Neville Watt

Personal information
- Full name: Neville Watt
- Born: 21 December 1930 Balmain, New South Wales, Australia
- Died: 1 February 2019 (aged 88) Macquarie Park, New South Wales, Australia

Playing information
- Position: Hooker, Prop
Club
| Years | Team | Pld | T | G | FG | P |
| 1952–59 | Balmain | 104 | 15 | 39 | 0 | 123 |
- Source: As of 29 March 2019
- Relatives: George Watt (brother) Horrie Watt (uncle)

= Neville Watt =

Australian rugby league footballer (1930–2019)

Neville Watt (1930–2019) was an Australian professional rugby league footballer who played in 1950s. He played his entire career for Balmain in the NSWRL competition.

==Background==
Watt was born in Balmain, New South Wales and grew up in the area before being graded by the Balmain club.

==Playing career==
Watt made his first grade debut for Balmain in 1952. In his first few seasons with Balmain, the club missed the finals after much of the team which won premierships in the 1940s had retired. In 1956, Balmain finished second on the table only one point behind minor premiers St George. Balmain went on to reach the 1956 grand final after defeating defending premiers South Sydney in the preliminary final.

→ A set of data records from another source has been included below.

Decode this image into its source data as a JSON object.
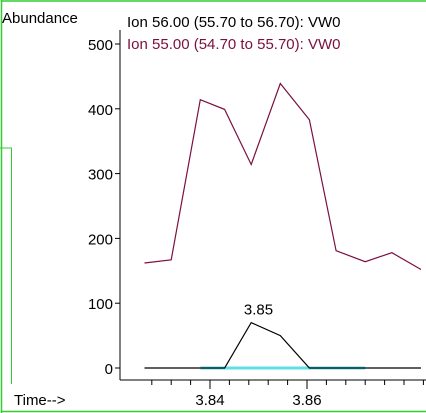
{
  "chart_data": {
    "type": "line",
    "ylabel": "Abundance",
    "xlabel": "Time-->",
    "xlim": [
      3.825,
      3.885
    ],
    "ylim": [
      -5,
      510
    ],
    "x_ticks": [
      3.84,
      3.86
    ],
    "y_ticks": [
      0,
      100,
      200,
      300,
      400,
      500
    ],
    "legend_position": "top",
    "peak_annotation": {
      "x": 3.85,
      "y": 70,
      "label": "3.85"
    },
    "series": [
      {
        "name": "Ion  56.00 (55.70 to 56.70): VW0",
        "color": "#000000",
        "x": [
          3.8265,
          3.838,
          3.843,
          3.8485,
          3.8545,
          3.8605,
          3.866,
          3.872,
          3.8775,
          3.8835
        ],
        "y": [
          0,
          0,
          0,
          70,
          50,
          0,
          0,
          0,
          0,
          0
        ]
      },
      {
        "name": "Ion  55.00 (54.70 to 55.70): VW0",
        "color": "#7a1040",
        "x": [
          3.8265,
          3.832,
          3.838,
          3.843,
          3.8485,
          3.8545,
          3.8605,
          3.866,
          3.872,
          3.8775,
          3.8835
        ],
        "y": [
          162,
          167,
          414,
          399,
          314,
          439,
          383,
          181,
          164,
          178,
          152
        ]
      },
      {
        "name": "baseline",
        "color": "#5fe0e8",
        "x": [
          3.838,
          3.872
        ],
        "y": [
          0,
          0
        ]
      }
    ]
  },
  "colors": {
    "frame_green": "#33cc33",
    "text": "#000000"
  }
}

Watt played at hooker in the 1956 grand final against St George. Balmain lost the match 18–12 in front of 60,000 fans at the Sydney Cricket Ground. The grand final win for St George was their first of 11 successive premiership victories.

In 1958, Balmain reached the preliminary final against St George with Watt playing at prop in the match as they lost 26–21. Watt played with Balmain until the end of the 1959 season. He died on 1 February 2019.